Talent-management software has become sophisticated enough that a company can build relationships with potential hires without even knowing their identities. Hire.com cofounder and president Hank Stringer cites the example of a Midwestern pharmaceutical company. It noticed that a top scientist--working for a competing company across town--had filled out a profile on its site, using the "anonymous" function that allowed him to omit his name and set up an e-mail address that masked his identity. The drug company, according to Stringer, sent the scientist messages about the company’s economic fortunes and plans, including the fact that they were going to be working in a scientific area similar to what he was already doing. "Eventually, they were able to hire him away," Stringer says.
"In theory, relationship management makes great sense. In practice, it’s not that easy to make it work. And the short-term return isn’t there, so it doesn’t become a priority."
Such potentially powerful functions apparently often go unused. Ironically, high-powered recruiting technology also seems to be part of the reason why relatively few companies appear to be putting much effort into nurturing long-term relationships with potential hires. Corporate Web sites and systems for processing electronic résumés, set up to attract applicants during the late-1990s talent shortage, have been doing their job too well during the downturn. Bethesda-based defense contractor Lockheed Martin receives about 80,000 résumés each month, and Microsoft receives 50,000. Drugstore giant Walgreens, which holds in-person job fairs at the sites of new stores, has been known to attract hundreds of job-seekers competing for a dozen openings.
"When you’re not making that many hires and you’re continually deluged with new résumés, there’s not much of an incentive to keep in touch with people," says Peter Capelli, director of the Center for Human Resources at the University of Pennsylvania’s Wharton School. "What are you going to tell them--‘We’re going to keep you in the hopper because we might need you in three years’?" Additionally, the longer a résumé sits, the more it decreases in value. "The jobs change, the person’s skills may be out-of-date," says Capelli. "Human capital has a limited shelf life."
Investing time pays off
One company that has put considerable emphasis on talent-relationship building is Chiron, an Emeryville, California, pharmaceutical firm that is an aggressive recruiter of talent.

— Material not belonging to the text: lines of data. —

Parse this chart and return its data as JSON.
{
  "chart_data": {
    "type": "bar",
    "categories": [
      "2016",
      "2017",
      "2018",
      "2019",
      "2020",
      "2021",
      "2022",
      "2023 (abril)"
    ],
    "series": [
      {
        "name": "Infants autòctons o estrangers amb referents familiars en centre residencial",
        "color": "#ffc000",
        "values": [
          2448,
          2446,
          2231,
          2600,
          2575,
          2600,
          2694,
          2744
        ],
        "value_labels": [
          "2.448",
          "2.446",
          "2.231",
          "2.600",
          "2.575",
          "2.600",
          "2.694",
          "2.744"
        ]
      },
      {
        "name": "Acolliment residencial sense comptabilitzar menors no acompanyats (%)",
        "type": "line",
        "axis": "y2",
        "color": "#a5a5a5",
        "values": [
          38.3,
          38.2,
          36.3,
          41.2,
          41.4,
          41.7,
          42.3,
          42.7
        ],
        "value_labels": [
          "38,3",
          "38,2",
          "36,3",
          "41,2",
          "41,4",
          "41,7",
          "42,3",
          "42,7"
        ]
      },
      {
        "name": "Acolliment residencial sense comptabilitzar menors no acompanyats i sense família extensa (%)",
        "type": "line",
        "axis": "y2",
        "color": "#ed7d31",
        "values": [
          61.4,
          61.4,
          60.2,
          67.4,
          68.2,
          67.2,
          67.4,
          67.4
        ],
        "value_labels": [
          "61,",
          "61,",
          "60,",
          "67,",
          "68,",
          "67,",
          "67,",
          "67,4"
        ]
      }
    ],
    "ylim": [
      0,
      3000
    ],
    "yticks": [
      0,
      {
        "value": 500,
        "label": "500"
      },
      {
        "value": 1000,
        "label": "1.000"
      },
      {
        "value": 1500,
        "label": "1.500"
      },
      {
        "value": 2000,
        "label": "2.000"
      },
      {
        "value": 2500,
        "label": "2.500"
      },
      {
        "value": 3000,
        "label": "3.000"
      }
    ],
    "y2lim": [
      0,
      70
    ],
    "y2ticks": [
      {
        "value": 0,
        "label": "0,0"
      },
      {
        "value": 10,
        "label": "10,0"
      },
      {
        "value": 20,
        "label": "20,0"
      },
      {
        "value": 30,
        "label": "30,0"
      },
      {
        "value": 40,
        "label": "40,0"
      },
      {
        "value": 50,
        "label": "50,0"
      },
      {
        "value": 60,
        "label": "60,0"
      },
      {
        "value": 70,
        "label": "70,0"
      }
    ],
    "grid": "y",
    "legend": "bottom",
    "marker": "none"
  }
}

Chiron human resources director Anthony Damaschino says that even with sophisticated software to assist in the process, human recruiters still have to invest considerable time and focus. "Do you really want to try to build a relationship with someone just through e-mail?" he says. "That doesn’t work. You’ve got to have a feel for each person because everybody’s different." Damaschino also says that "an e-mail once a week or once a month" has its pitfalls. "If you get that wrong, your message just becomes more spam."
Additionally, applicants’ small errors in filling out their electronic profiles sometimes lead to recruiting faux pas. "Whenever some senior scientist gets an automated message about a janitorial position, I’m going to be the guy who ends up having to apologize to him," he says.
Instead, Damaschino tends to favor old-school methods for relationship building, such as face-to-face meetings at job fairs and follow-ups by phone. "In our field, for example, there aren’t that many directors of clinical research in a certain specialty," he says. "Even if you keep them in a database, there’s nothing that beats simply calling them every six months and having a conversation. That’s really how you find good people and get them for your company, and it’s not going to go away."